Der Rat war bestrebt, das Erbrecht von Witwen einzuschränken und durch männliche Vögte kontrollieren zu lassen.

Die Bürgerinnen (Bürgerinnen) genossen wie die Bürger das im Stadtrecht (Stadtrecht) garantierte freizügige Erbrecht, das es ihnen ermöglichte, über das Vermögen ihrer verstorbenen Ehemänner zu verfügen. Sie konnten dies entweder in eine neue Ehe einbringen, oder – was im 14. Jahrhundert häufig geschah – die geerbten Vermögenswerte als fromme Stiftung der Kirche vermachen. Es war denn auch die Verfügungsgewalt über den Geld- und Grundbesitz der alleinstehenden Frauen, die den Rat bewog, das Erbrecht der Frauen im Verlauf des 14. und 15. Jahrhunderts einzuschränken und vermehrt unter die Kontrolle männlicher Vögte oder Ratsherren zu stellen. 1344 legte er fest, dass keine Frau ohne Zustimmung des Rats der Zweihundert (Rat der Zweihundert) ihr Gut anderen Personen als ihren natürlichen Erben vermachen durfte.[1] Vor allem die von Witwen gemachten wohltätigen Stiftungen an die Kirche, die von der Stadt nicht besteuert werden konnten, versuchte der Rat zu kontrollieren und von der eigenen Zustimmung abhängig zu machen.[2] Besonders starkem Einfluss unterlagen die Testamente der Frauen, deren Rechtsgültigkeit an die ausdrückliche Bewilligung des Rats geknüpft wurde.[3] Als die Witwe und Bürgerin Anna Seiler 1354 ihre Liegenschaften an der südlichen Zeughausgasse zur Gründung eines Spitals (Seilerinspital) an die Stadt stiftete, durfte sie dies nur mit rat und urlob des schultheissen, des rates und der zweihunderten tun.[4] Beaufsichtigt wurde die Spitalstiftung der Anna Seiler durch ihren Vogt den Kleinrat Niklaus von Muhleren.
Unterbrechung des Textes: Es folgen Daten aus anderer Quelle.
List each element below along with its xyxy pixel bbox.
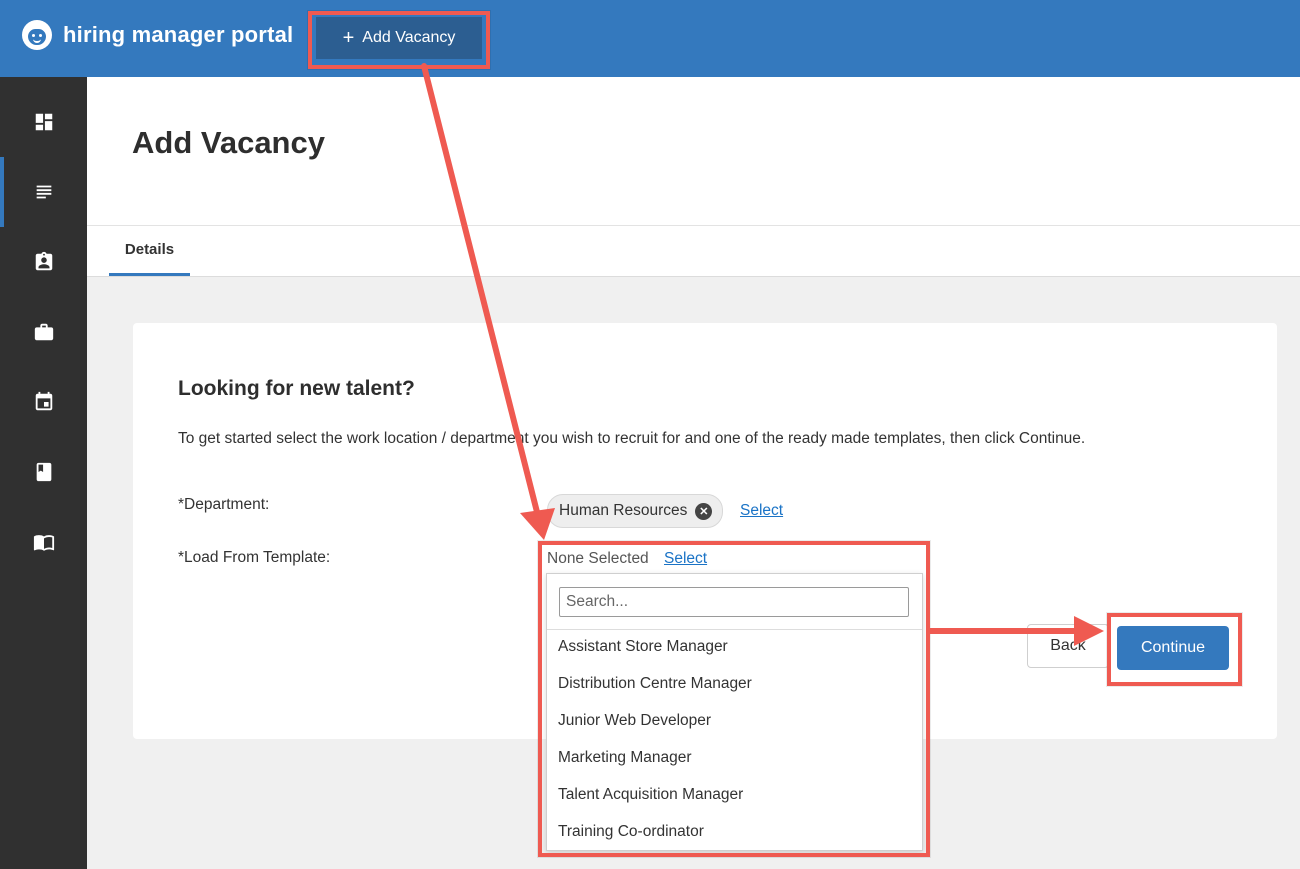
template-dropdown: Assistant Store Manager Distribution Cen… [546, 573, 923, 851]
template-option[interactable]: Junior Web Developer [558, 712, 711, 730]
card-description: To get started select the work location … [178, 430, 1086, 447]
add-vacancy-label: Add Vacancy [362, 29, 456, 46]
sidebar-item-library[interactable] [0, 437, 87, 507]
sidebar-item-candidates[interactable] [0, 227, 87, 297]
continue-button[interactable]: Continue [1117, 626, 1229, 670]
sidebar-item-calendar[interactable] [0, 367, 87, 437]
department-select-link[interactable]: Select [740, 502, 783, 520]
smiley-logo-icon [22, 20, 52, 50]
plus-icon: + [342, 27, 355, 49]
department-chip-label: Human Resources [559, 502, 688, 519]
briefcase-icon [34, 323, 53, 341]
remove-chip-icon[interactable]: ✕ [695, 502, 713, 520]
sidebar-item-vacancies[interactable] [0, 157, 87, 227]
add-vacancy-button[interactable]: + Add Vacancy [316, 17, 482, 59]
sidebar-item-guide[interactable] [0, 507, 87, 577]
template-select-link[interactable]: Select [664, 550, 707, 568]
clipboard-person-icon [35, 251, 52, 271]
back-button[interactable]: Back [1027, 624, 1109, 668]
template-option[interactable]: Training Co-ordinator [558, 823, 704, 841]
sidebar-item-jobs[interactable] [0, 297, 87, 367]
template-option[interactable]: Marketing Manager [558, 749, 692, 767]
dropdown-search-area [547, 574, 922, 630]
brand-name: hiring manager portal [63, 22, 294, 47]
department-chip: Human Resources ✕ [547, 494, 724, 528]
template-option[interactable]: Assistant Store Manager [558, 638, 728, 656]
template-option[interactable]: Talent Acquisition Manager [558, 786, 743, 804]
sidebar [0, 77, 87, 869]
list-icon [36, 185, 51, 199]
page-header: Add Vacancy [87, 77, 1300, 226]
page-title: Add Vacancy [132, 125, 325, 160]
tab-details[interactable]: Details [109, 226, 190, 276]
top-bar: hiring manager portal + Add Vacancy [0, 0, 1300, 77]
card-title: Looking for new talent? [178, 377, 415, 400]
calendar-icon [35, 391, 52, 411]
template-search-input[interactable] [559, 587, 909, 617]
tab-bar: Details [87, 226, 1300, 277]
sidebar-item-dashboard[interactable] [0, 87, 87, 157]
open-book-icon [33, 535, 54, 551]
template-label: *Load From Template: [178, 549, 331, 566]
template-option[interactable]: Distribution Centre Manager [558, 675, 752, 693]
department-label: *Department: [178, 496, 270, 513]
template-value: None Selected [547, 550, 649, 567]
bookmark-book-icon [36, 462, 51, 482]
dashboard-icon [35, 113, 52, 131]
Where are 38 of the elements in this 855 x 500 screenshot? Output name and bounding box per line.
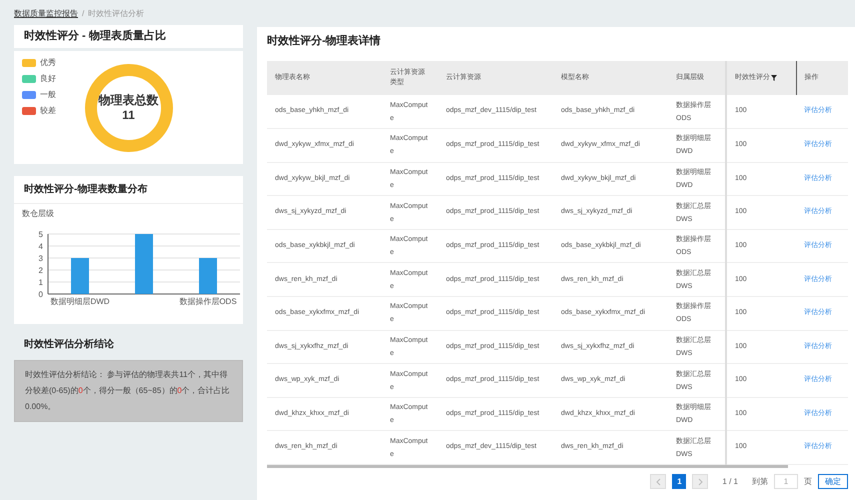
section-title: 时效性评估分析结论 [23, 338, 115, 352]
y-tick-label: 1 [38, 278, 43, 287]
chart-title: 数仓层级 [22, 208, 55, 220]
y-tick-label: 0 [38, 290, 43, 299]
page-button[interactable]: 1 [672, 474, 686, 490]
panel-title: 时效性评分-物理表详情 [266, 34, 382, 49]
conclusion-text: 时效性评估分析结论： 参与评估的物理表共11个，其中得分较差(0-65)的0个，得分一般（65~85）的0个，合计占比0.00%。 [14, 360, 243, 422]
goto-label: 到第 [752, 476, 768, 488]
legend-label: 良好 [40, 73, 56, 85]
panel-title: 时效性评分-物理表数量分布 [14, 176, 243, 204]
panel-title: 时效性评分 - 物理表质量占比 [14, 25, 243, 51]
page-unit: 页 [804, 476, 812, 488]
confirm-button[interactable]: 确定 [818, 474, 848, 490]
y-tick-label: 5 [38, 230, 43, 239]
filter-icon[interactable] [771, 75, 777, 81]
bar [135, 234, 153, 294]
breadcrumb-separator: / [82, 8, 84, 20]
bar [71, 258, 89, 294]
breadcrumb-current: 时效性评估分析 [88, 8, 144, 20]
y-tick-label: 3 [38, 254, 43, 263]
bar [199, 258, 217, 294]
x-axis-label: 数据明细层DWD [50, 297, 110, 306]
y-tick-label: 4 [38, 242, 43, 251]
legend-label: 较差 [40, 105, 56, 117]
legend-label: 优秀 [40, 57, 56, 69]
y-tick-label: 2 [38, 266, 43, 275]
chevron-right-icon [698, 478, 703, 486]
donut-center-value: 11 [122, 108, 135, 122]
next-page-button[interactable] [692, 474, 708, 490]
scrollbar[interactable] [267, 465, 788, 468]
x-axis-label: 数据操作层ODS [179, 297, 237, 306]
breadcrumb-link[interactable]: 数据质量监控报告 [14, 8, 78, 20]
page-summary: 1 / 1 [722, 476, 738, 488]
chevron-left-icon [656, 478, 661, 486]
donut-center-label: 物理表总数 [98, 92, 158, 108]
page-input[interactable]: 1 [774, 474, 798, 490]
previous-page-button[interactable] [650, 474, 666, 490]
legend-label: 一般 [40, 89, 56, 101]
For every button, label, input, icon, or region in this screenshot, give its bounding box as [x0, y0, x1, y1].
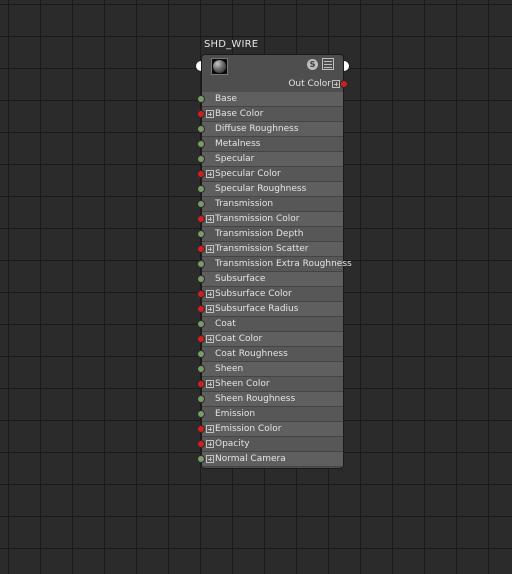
- expand-icon[interactable]: [206, 170, 214, 178]
- expand-icon[interactable]: [206, 305, 214, 313]
- attr-port-emission-color[interactable]: [197, 425, 205, 433]
- attr-port-transmission[interactable]: [197, 200, 205, 208]
- attr-port-metalness[interactable]: [197, 140, 205, 148]
- attr-label: Transmission Color: [215, 214, 300, 224]
- shader-node[interactable]: S Out Color Base Base Color Diffuse Roughn…: [197, 54, 352, 469]
- attr-row-transmission-color[interactable]: Transmission Color: [197, 212, 343, 227]
- attr-row-specular-color[interactable]: Specular Color: [197, 167, 343, 182]
- attr-label: Subsurface: [215, 274, 266, 284]
- attr-port-subsurface-radius[interactable]: [197, 305, 205, 313]
- attribute-list: Base Base Color Diffuse Roughness Metalness…: [197, 92, 352, 467]
- attr-label: Sheen Color: [215, 379, 270, 389]
- attr-row-emission[interactable]: Emission: [197, 407, 343, 422]
- expand-icon[interactable]: [206, 380, 214, 388]
- attribute-list-icon[interactable]: [322, 58, 334, 70]
- attr-row-coat[interactable]: Coat: [197, 317, 343, 332]
- attr-row-specular[interactable]: Specular: [197, 152, 343, 167]
- expand-icon[interactable]: [206, 245, 214, 253]
- attr-label: Normal Camera: [215, 454, 286, 464]
- attr-port-coat-color[interactable]: [197, 335, 205, 343]
- attr-row-base-color[interactable]: Base Color: [197, 107, 343, 122]
- node-editor-canvas[interactable]: SHD_WIRE S Out Color Base Base Color Diffu…: [0, 0, 512, 574]
- attr-port-subsurface-color[interactable]: [197, 290, 205, 298]
- attr-label: Transmission Scatter: [215, 244, 309, 254]
- out-color-expand-icon[interactable]: [332, 80, 340, 88]
- attr-port-normal-camera[interactable]: [197, 455, 205, 463]
- attr-row-opacity[interactable]: Opacity: [197, 437, 343, 452]
- expand-icon[interactable]: [206, 110, 214, 118]
- attr-row-emission-color[interactable]: Emission Color: [197, 422, 343, 437]
- attr-label: Transmission: [215, 199, 274, 209]
- attr-port-sheen[interactable]: [197, 365, 205, 373]
- attr-label: Sheen: [215, 364, 244, 374]
- attr-row-subsurface[interactable]: Subsurface: [197, 272, 343, 287]
- attr-label: Opacity: [215, 439, 250, 449]
- attr-label: Coat Roughness: [215, 349, 288, 359]
- attr-label: Transmission Depth: [215, 229, 304, 239]
- attr-label: Specular: [215, 154, 255, 164]
- attr-label: Metalness: [215, 139, 261, 149]
- attr-port-transmission-extra-roughness[interactable]: [197, 260, 205, 268]
- attr-port-diffuse-roughness[interactable]: [197, 125, 205, 133]
- attr-label: Emission: [215, 409, 256, 419]
- attr-port-transmission-color[interactable]: [197, 215, 205, 223]
- out-color-label: Out Color: [288, 79, 331, 89]
- attr-port-sheen-color[interactable]: [197, 380, 205, 388]
- attr-label: Transmission Extra Roughness: [215, 259, 352, 269]
- attr-port-specular[interactable]: [197, 155, 205, 163]
- expand-icon[interactable]: [206, 425, 214, 433]
- attr-row-transmission-extra-roughness[interactable]: Transmission Extra Roughness: [197, 257, 352, 272]
- attr-port-base[interactable]: [197, 95, 205, 103]
- attr-port-emission[interactable]: [197, 410, 205, 418]
- attr-label: Base Color: [215, 109, 264, 119]
- attr-label: Sheen Roughness: [215, 394, 296, 404]
- attr-port-sheen-roughness[interactable]: [197, 395, 205, 403]
- attr-row-metalness[interactable]: Metalness: [197, 137, 343, 152]
- attr-label: Coat: [215, 319, 236, 329]
- attr-label: Specular Roughness: [215, 184, 307, 194]
- attr-row-subsurface-radius[interactable]: Subsurface Radius: [197, 302, 343, 317]
- attr-row-transmission[interactable]: Transmission: [197, 197, 343, 212]
- attr-port-opacity[interactable]: [197, 440, 205, 448]
- attr-port-specular-color[interactable]: [197, 170, 205, 178]
- attr-row-sheen-roughness[interactable]: Sheen Roughness: [197, 392, 343, 407]
- attr-label: Diffuse Roughness: [215, 124, 299, 134]
- attr-row-normal-camera[interactable]: Normal Camera: [197, 452, 343, 467]
- attr-label: Subsurface Color: [215, 289, 292, 299]
- node-header: S Out Color: [202, 55, 343, 91]
- expand-icon[interactable]: [206, 215, 214, 223]
- attr-port-subsurface[interactable]: [197, 275, 205, 283]
- attr-row-transmission-scatter[interactable]: Transmission Scatter: [197, 242, 343, 257]
- attr-row-coat-color[interactable]: Coat Color: [197, 332, 343, 347]
- attr-label: Coat Color: [215, 334, 263, 344]
- sphere-swatch-icon[interactable]: [211, 58, 228, 75]
- attr-row-coat-roughness[interactable]: Coat Roughness: [197, 347, 343, 362]
- node-title[interactable]: SHD_WIRE: [204, 39, 258, 50]
- attr-row-subsurface-color[interactable]: Subsurface Color: [197, 287, 343, 302]
- expand-icon[interactable]: [206, 440, 214, 448]
- attr-row-base[interactable]: Base: [197, 92, 343, 107]
- expand-icon[interactable]: [206, 455, 214, 463]
- sphere-preview: [213, 60, 226, 73]
- attr-label: Emission Color: [215, 424, 282, 434]
- expand-icon[interactable]: [206, 335, 214, 343]
- shader-badge-icon[interactable]: S: [307, 59, 318, 70]
- attr-row-diffuse-roughness[interactable]: Diffuse Roughness: [197, 122, 343, 137]
- attr-port-transmission-scatter[interactable]: [197, 245, 205, 253]
- attr-port-specular-roughness[interactable]: [197, 185, 205, 193]
- attr-row-sheen[interactable]: Sheen: [197, 362, 343, 377]
- attr-row-transmission-depth[interactable]: Transmission Depth: [197, 227, 343, 242]
- attr-row-sheen-color[interactable]: Sheen Color: [197, 377, 343, 392]
- attr-label: Specular Color: [215, 169, 281, 179]
- out-color-port[interactable]: [340, 80, 348, 88]
- attr-row-specular-roughness[interactable]: Specular Roughness: [197, 182, 343, 197]
- attr-port-coat[interactable]: [197, 320, 205, 328]
- expand-icon[interactable]: [206, 290, 214, 298]
- attr-port-coat-roughness[interactable]: [197, 350, 205, 358]
- attr-label: Base: [215, 94, 237, 104]
- attr-label: Subsurface Radius: [215, 304, 299, 314]
- attr-port-base-color[interactable]: [197, 110, 205, 118]
- attr-port-transmission-depth[interactable]: [197, 230, 205, 238]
Nach den Verheerungen der Pest (Pest und Seuchenzüge) von 1349 und 1355, die zu einer stark wachsenden Zahl von Stiftungen an die Kirche führten, ging der Rat noch einen Schritt weiter und bestimmte 1356, dass in Zukunft nieman in unser statt sin hus und sin hofstat geben, ordenen noch machen sol ze deheinem convent noch samnung.[5] 1367 bestätigte er das Recht der Frauen, auch ohne männliche Vögte Rechtsgeschäfte abwickeln zu dürfen. Der Rat hielt die Frauen jedoch dazu an, ein vereinbartes Geschäft entsprechend den ursprünglich ausgehandelten Bestimmungen einzuhalten.[6] 1411 und 1419 erneuert der Rat dann auch die 1344 erlassene Satzung, dass der letzte Wille einer Frau jeweils durch den Rat der Zweihundert anerkannt werden müsse.[7] Da es in diesen beiden Jahren infolge von Seuchenzügen jedoch vermehrt zu plötzlichen Todesfällen von frowen und man gekommen war, erlaubte der Rat den Frauen, wenn si für die thür uss gan mag und einen fürsprechen holen konnten, ihr Testament auch ohne die Zustimmung der Zweihundert im Beisein eines männlichen Vogtes abschliessen zu dürfen.

Der Rat regelt die familiären Verhältnisse wohlhabender Witwen

Um zu verhindern, dass Vermögen wohlhabender Witwen durch eine Heirat mit auswärtigen Ehemännern dem fiskalischen Zugriff der Stadt entzogen wurden, griff der Rat am Ende des 15. Jahrhunderts sogar direkt in die familiären Verhältnisse adliger Witwen ein. 1492 forderten Schultheiss und Rat (Schultheiss und Rat) die reiche Barbara von Mülinen, geborene von Scharnachtal, auf, nach dem Tod ihres Ehemannes wieder einen Berner Bürger zu heiraten. Den Namen ihres Bräutigams sollte ihr ein Verwandter der Kleinrat Georg vom Stein mündlich mitteilen.[8] Nur wenige Tage später verheiratete sich Barbara von Mülinen tatsächlich mit dem ebenfalls verwitweten Schultheissen Rudolf V. von Erlach[9]. Rudolf V. war sehr wohlhabend und versteuerte zusammen mit seiner neuen Gattin Barbara von Mülinen 1494 ein Vermögen von 16’000 Gulden (Vermögensverhältnisse).[10]

Roland Gerber, 15.07.2018



[1]    SSRQ Bern I/2, Nr. 76, S. 38 (24. April 1344).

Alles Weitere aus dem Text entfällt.